After the seminar, people talked with practitioners to learn more about the persecution |
After the seminar, many people stayed to learn more about Falun Gong and Jiang's persecution. Many of them had long conversations with practitioners. They also expressed that as citizens of western democratic nations, they could not understand how a totalitarian regime can persecute its own people so extensively and profoundly.
During the seminar, representatives of two so-called NGOs from Mainland China sat in and took notes. All the Chinese NGOs attending the annual meeting of the UNHRC are supported by the Chinese Government, and their speeches on different occasions have shown that they conform to the policies of the Chinese Government. This fact conflicts with the NGOs' UN-recognised function of monitoring governments, and has upset many governments and NGOs.

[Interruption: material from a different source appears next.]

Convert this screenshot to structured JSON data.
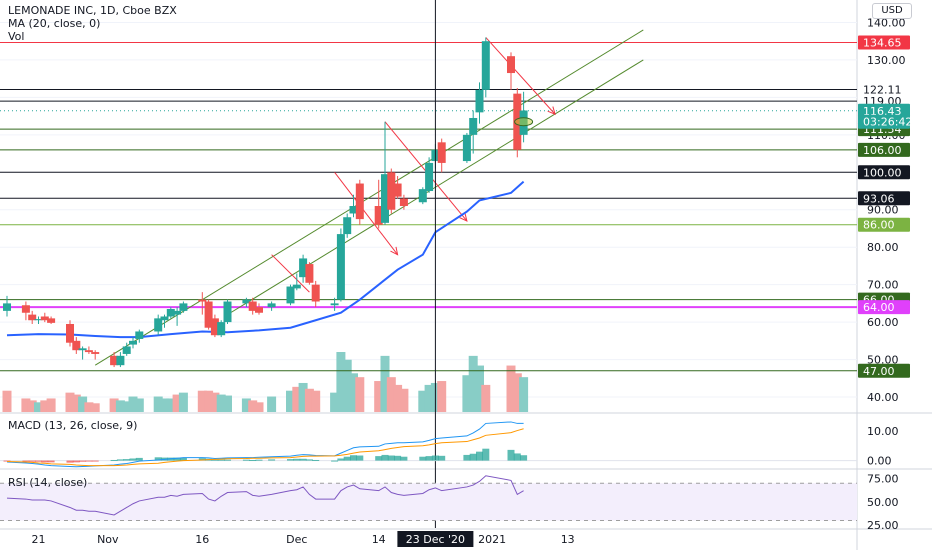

They call these NGOs from China, "Government NGOs". Practitioners were planning to talk with these two representatives of the Chinese "Government's NGOs" and explain the truth of the persecution of Falun Gong. However, the officials quickly departed right after the host announced the end of the meeting. Falun Gong practitioners later said that they hoped these representatives from China could have a better understanding on the extent and depth of the Jiang regime's persecution of Falun Gong. Practitioners also hope all the Chinese governmental officials and NGO members, through contact with foreign human rights institutes and Falun Gong practitioners, could learn the truth of Falun Gong and no longer act as accomplices of the Jiang regime.